On a final note, it must be stressed that serious offenses, such as grave misconduct and gross neglect of duty, have always been and should remain anathema in the civil service. They inevitably reflect on the fitness of a civil servant to continue in office. When an officer or employee is disciplined, the object sought is not the punishment of such officer or employee, but the improvement of public service and the preservation of the public's faith and confidence in the government.[26] Indeed, public office is a public trust.

WHEREFORE, the petition is GRANTED. The February 4, 2015 Decision and the October 16, 2015 Resolution of the Court of Appeals in CA-G.R. SP No. 05473-MIN are REVERSED and SET ASIDE. The February 28, 2013 Order of the Ombudsman in OMB-M-A-05-450-L, is hereby REINSTATED.

SO ORDERED.

Carpio, Acting C. J. (Chairperson), Velasco, Jr.,* and Peralta, JJ., concur.
Leonen, J., on official leave.


* Per Special Order No. 2416-U dated January 4, 2017.

[1] Penned by Associate Justice Pablito A. Perez with Associate Justice Edgardo A. Camello and Associate Justice Henri Jean Paul B. Inting, concurring; rollo, pp. 33-49.

[2] Id. at 56-58.

[3] Id. at 16.

[4] Id. at 35.

[5] Id. at 62-70.

[6] Id. at 69.

[7] Id. at 48

[8] Id. at 17-18.

[9] Id. at 19-21.

[10] Id. at 78-85.

[11] Rivera v. People, G.R. Nos. 156577, 156587 & 156749, December 3, 2014, 743 SCRA 477, 500-501.

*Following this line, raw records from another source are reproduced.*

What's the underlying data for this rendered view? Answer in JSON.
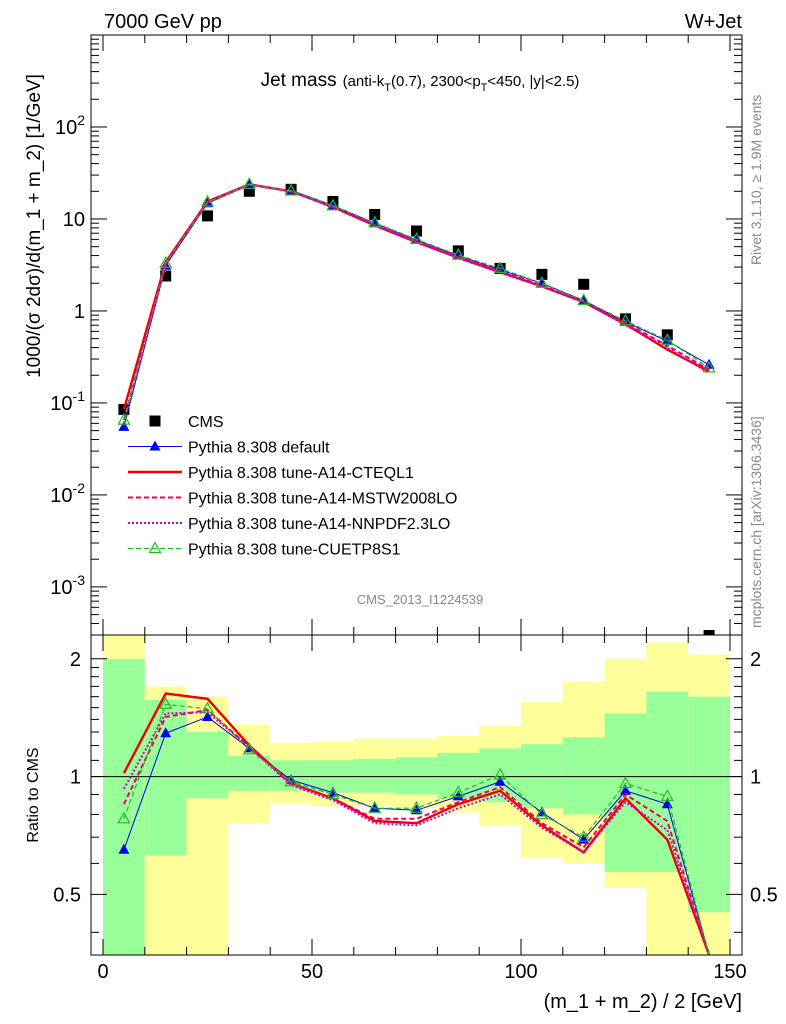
{
  "header": {
    "left": "7000 GeV pp",
    "right": "W+Jet"
  },
  "side_labels": {
    "rivet": "Rivet 3.1.10, ≥ 1.9M events",
    "source": "mcplots.cern.ch [arXiv:1306.3436]"
  },
  "watermark": "CMS_2013_I1224539",
  "plot_title": {
    "main": "Jet mass",
    "detail_start": "(anti-k",
    "detail_sub1": "T",
    "detail_mid": "(0.7), 2300<p",
    "detail_sub2": "T",
    "detail_end": "<450, |y|<2.5)"
  },
  "colors": {
    "cms": "#000000",
    "default": "#0000ee",
    "cteql1": "#ee0000",
    "mstw": "#ee0066",
    "nnpdf": "#cc00cc",
    "cuetp8s1": "#22bb22",
    "band_inner": "#99ff99",
    "band_outer": "#ffff99"
  },
  "chart_data": [
    {
      "type": "line",
      "panel": "main",
      "ylabel": "1000/(σ 2dσ)/d(m_1 + m_2) [1/GeV]",
      "xlim": [
        0,
        150
      ],
      "ylim": [
        0.0003,
        1000
      ],
      "yscale": "log",
      "x": [
        5,
        15,
        25,
        35,
        45,
        55,
        65,
        75,
        85,
        95,
        105,
        115,
        125,
        135,
        145
      ],
      "yticks": [
        {
          "v": 0.001,
          "b": "10",
          "e": "-3"
        },
        {
          "v": 0.01,
          "b": "10",
          "e": "-2"
        },
        {
          "v": 0.1,
          "b": "10",
          "e": "-1"
        },
        {
          "v": 1,
          "b": "1",
          "e": ""
        },
        {
          "v": 10,
          "b": "10",
          "e": ""
        },
        {
          "v": 100,
          "b": "10",
          "e": "2"
        }
      ],
      "series": [
        {
          "name": "CMS",
          "key": "cms",
          "values": [
            0.085,
            2.4,
            10.8,
            20.0,
            21.0,
            15.5,
            11.2,
            7.4,
            4.5,
            2.9,
            2.5,
            1.95,
            0.82,
            0.55,
            0.00022
          ]
        },
        {
          "name": "Pythia 8.308 default",
          "key": "default",
          "values": [
            0.055,
            3.1,
            14.8,
            23.5,
            20.5,
            14.0,
            9.0,
            5.9,
            4.0,
            2.8,
            2.0,
            1.3,
            0.76,
            0.47,
            0.26
          ]
        },
        {
          "name": "Pythia 8.308 tune-A14-CTEQL1",
          "key": "cteql1",
          "values": [
            0.085,
            3.4,
            15.5,
            23.8,
            20.0,
            13.5,
            8.5,
            5.6,
            3.8,
            2.65,
            1.85,
            1.25,
            0.72,
            0.38,
            0.22
          ]
        },
        {
          "name": "Pythia 8.308 tune-A14-MSTW2008LO",
          "key": "mstw",
          "values": [
            0.065,
            3.3,
            15.2,
            23.7,
            20.0,
            13.6,
            8.6,
            5.7,
            3.85,
            2.7,
            1.9,
            1.27,
            0.74,
            0.42,
            0.23
          ]
        },
        {
          "name": "Pythia 8.308 tune-A14-NNPDF2.3LO",
          "key": "nnpdf",
          "values": [
            0.06,
            3.2,
            15.0,
            23.6,
            20.0,
            13.5,
            8.5,
            5.6,
            3.75,
            2.6,
            1.85,
            1.25,
            0.7,
            0.4,
            0.21
          ]
        },
        {
          "name": "Pythia 8.308 tune-CUETP8S1",
          "key": "cuetp8s1",
          "values": [
            0.065,
            3.3,
            15.3,
            23.8,
            20.2,
            13.9,
            9.1,
            6.0,
            4.05,
            2.9,
            2.0,
            1.3,
            0.78,
            0.48,
            0.24
          ]
        }
      ]
    },
    {
      "type": "line",
      "panel": "ratio",
      "xlabel": "(m_1 + m_2) / 2 [GeV]",
      "ylabel": "Ratio to CMS",
      "xlim": [
        0,
        150
      ],
      "ylim": [
        0.35,
        2.3
      ],
      "yscale": "log",
      "xticks": [
        0,
        50,
        100,
        150
      ],
      "yticks": [
        0.5,
        1,
        2
      ],
      "reference": 1,
      "bands": {
        "edges": [
          0,
          10,
          20,
          30,
          40,
          50,
          60,
          70,
          80,
          90,
          100,
          110,
          120,
          130,
          140,
          150
        ],
        "inner": [
          [
            0.35,
            2.0
          ],
          [
            0.63,
            1.57
          ],
          [
            0.88,
            1.3
          ],
          [
            0.92,
            1.13
          ],
          [
            0.92,
            1.1
          ],
          [
            0.91,
            1.1
          ],
          [
            0.91,
            1.11
          ],
          [
            0.9,
            1.12
          ],
          [
            0.88,
            1.15
          ],
          [
            0.86,
            1.18
          ],
          [
            0.83,
            1.21
          ],
          [
            0.8,
            1.26
          ],
          [
            0.57,
            1.45
          ],
          [
            0.57,
            1.65
          ],
          [
            0.45,
            1.6
          ]
        ],
        "outer": [
          [
            0.35,
            2.3
          ],
          [
            0.35,
            1.7
          ],
          [
            0.35,
            1.6
          ],
          [
            0.76,
            1.36
          ],
          [
            0.85,
            1.22
          ],
          [
            0.84,
            1.23
          ],
          [
            0.84,
            1.25
          ],
          [
            0.83,
            1.25
          ],
          [
            0.81,
            1.27
          ],
          [
            0.75,
            1.35
          ],
          [
            0.62,
            1.55
          ],
          [
            0.6,
            1.75
          ],
          [
            0.52,
            2.0
          ],
          [
            0.35,
            2.2
          ],
          [
            0.35,
            2.05
          ]
        ]
      },
      "series": [
        {
          "name": "Pythia 8.308 default",
          "key": "default",
          "values": [
            0.65,
            1.29,
            1.42,
            1.18,
            0.98,
            0.91,
            0.83,
            0.82,
            0.89,
            0.97,
            0.81,
            0.69,
            0.92,
            0.85,
            0.3
          ]
        },
        {
          "name": "Pythia 8.308 tune-A14-CTEQL1",
          "key": "cteql1",
          "values": [
            1.02,
            1.63,
            1.58,
            1.2,
            0.96,
            0.88,
            0.77,
            0.76,
            0.85,
            0.92,
            0.75,
            0.64,
            0.88,
            0.69,
            0.3
          ]
        },
        {
          "name": "Pythia 8.308 tune-A14-MSTW2008LO",
          "key": "mstw",
          "values": [
            0.85,
            1.42,
            1.48,
            1.19,
            0.96,
            0.88,
            0.78,
            0.78,
            0.86,
            0.94,
            0.76,
            0.66,
            0.9,
            0.77,
            0.3
          ]
        },
        {
          "name": "Pythia 8.308 tune-A14-NNPDF2.3LO",
          "key": "nnpdf",
          "values": [
            0.93,
            1.45,
            1.46,
            1.19,
            0.95,
            0.87,
            0.76,
            0.75,
            0.83,
            0.9,
            0.74,
            0.64,
            0.86,
            0.73,
            0.3
          ]
        },
        {
          "name": "Pythia 8.308 tune-CUETP8S1",
          "key": "cuetp8s1",
          "values": [
            0.78,
            1.53,
            1.49,
            1.17,
            0.97,
            0.9,
            0.83,
            0.83,
            0.91,
            1.01,
            0.8,
            0.7,
            0.96,
            0.89,
            0.3
          ]
        }
      ]
    }
  ]
}
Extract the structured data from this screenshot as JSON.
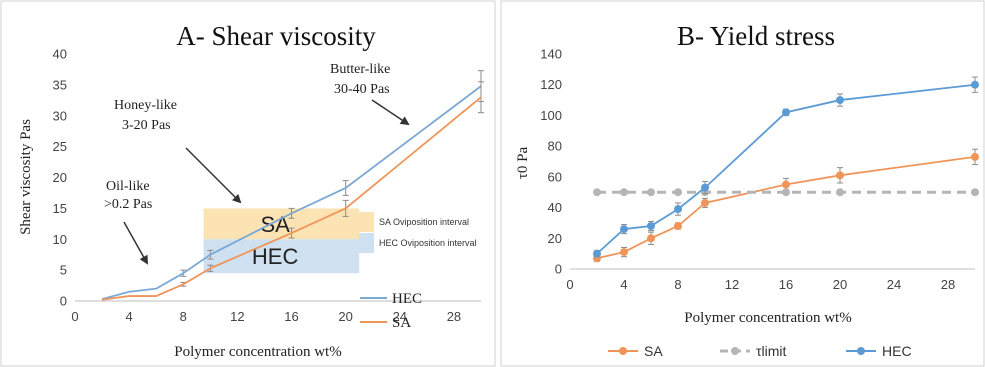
{
  "chart_data": [
    {
      "type": "line",
      "title": "A- Shear viscosity",
      "xlabel": "Polymer concentration wt%",
      "ylabel": "Shear viscosity Pas",
      "x_ticks": [
        0,
        4,
        8,
        12,
        16,
        20,
        24,
        28
      ],
      "y_ticks": [
        0,
        5,
        10,
        15,
        20,
        25,
        30,
        35,
        40
      ],
      "xlim": [
        0,
        30
      ],
      "ylim": [
        0,
        40
      ],
      "grid": "none",
      "legend": "bottom-right",
      "series": [
        {
          "name": "HEC",
          "color": "#7aa9d6",
          "x": [
            2,
            4,
            6,
            8,
            10,
            16,
            20,
            30
          ],
          "y": [
            0.3,
            1.5,
            2.0,
            4.5,
            7.5,
            14.2,
            18.3,
            34.8
          ],
          "err": [
            0,
            0,
            0,
            0.5,
            0.7,
            0.8,
            1.2,
            2.5
          ]
        },
        {
          "name": "SA",
          "color": "#f0955a",
          "x": [
            2,
            4,
            6,
            8,
            10,
            16,
            20,
            30
          ],
          "y": [
            0.2,
            0.8,
            0.8,
            2.7,
            5.3,
            11.0,
            15.0,
            33.0
          ],
          "err": [
            0,
            0,
            0,
            0.3,
            0.5,
            0.8,
            1.3,
            2.5
          ]
        }
      ],
      "annotations": [
        {
          "lines": [
            "Butter-like",
            "30-40 Pas"
          ]
        },
        {
          "lines": [
            "Honey-like",
            "3-20 Pas"
          ]
        },
        {
          "lines": [
            "Oil-like",
            ">0.2 Pas"
          ]
        }
      ],
      "bands": [
        {
          "label": "SA",
          "legend": "SA Oviposition interval",
          "color": "#fbe3b4",
          "x": [
            9.5,
            21
          ],
          "y": [
            10,
            15
          ]
        },
        {
          "label": "HEC",
          "legend": "HEC Oviposition interval",
          "color": "#cfe0f1",
          "x": [
            9.5,
            21
          ],
          "y": [
            4.5,
            10
          ]
        }
      ]
    },
    {
      "type": "line",
      "title": "B- Yield stress",
      "xlabel": "Polymer concentration wt%",
      "ylabel": "τ0 Pa",
      "x_ticks": [
        0,
        4,
        8,
        12,
        16,
        20,
        24,
        28
      ],
      "y_ticks": [
        0,
        20,
        40,
        60,
        80,
        100,
        120,
        140
      ],
      "xlim": [
        0,
        30
      ],
      "ylim": [
        0,
        140
      ],
      "grid": "none",
      "legend": "bottom",
      "series": [
        {
          "name": "SA",
          "color": "#f0955a",
          "style": "solid",
          "x": [
            2,
            4,
            6,
            8,
            10,
            16,
            20,
            30
          ],
          "y": [
            7,
            11,
            20,
            28,
            43,
            55,
            61,
            73
          ],
          "err": [
            2,
            3,
            4,
            2,
            3,
            4,
            5,
            5
          ]
        },
        {
          "name": "τlimit",
          "color": "#b5b5b5",
          "style": "dashed",
          "x": [
            2,
            4,
            6,
            8,
            10,
            16,
            20,
            30
          ],
          "y": [
            50,
            50,
            50,
            50,
            50,
            50,
            50,
            50
          ],
          "err": [
            0,
            0,
            0,
            0,
            0,
            0,
            0,
            0
          ]
        },
        {
          "name": "HEC",
          "color": "#5b9bd5",
          "style": "solid",
          "x": [
            2,
            4,
            6,
            8,
            10,
            16,
            20,
            30
          ],
          "y": [
            10,
            26,
            28,
            39,
            53,
            102,
            110,
            120
          ],
          "err": [
            2,
            3,
            3,
            4,
            4,
            2,
            4,
            5
          ]
        }
      ]
    }
  ]
}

[12] Republic v. Capulong, 276 Phil. 136, 152 (1991).

[13] Section 12, R.A. No. 9184.

[14] Section 364, R.A. No. 7160.

[15] Rollo, pp. 43-45.

[16] CA rollo, p. 34.

[17] R.A. No. 9184, Sec. 18. Reference to Brand Names. - Specifications for the Procurement of Goods shall be based on relevant characteristics and/or performance requirements. Reference to brand names shall not be allowed.

[18] Bureau of Internal Revenue v. Organo, 468 Phil. 111, 118 (2004).

[19] Chavez v. Garcia, G.R. No. 195054, April 4, 2016.

[20] Office of the Ombudsman v. Manalastas, G.R. No. 208264, July 27, 2016.

[21] G.R. No. 184785, G.R. No. 184890, July 9, 2014, 729 SCRA 421.

[22] Office of the Ombudsman v. Agustino, G.R. No. 204171, April 15, 2015, 755 SCRA 568, 585.

[23] Civil Service Commission v. Cortez, 474 Phil. 670, 685-686 (2004).

[24] 284 Phil. 296 (1992), citing Section 52 (A) (3), Rule IV of the Revised Uniform Rules on Administrative Cases in the Civil Service.

[25] G.R. No. 203080, November 12, 2014, 740 SCRA 311.

[26] Medina v. Commission on Audit, 567 Phil. 649, 665 (2008).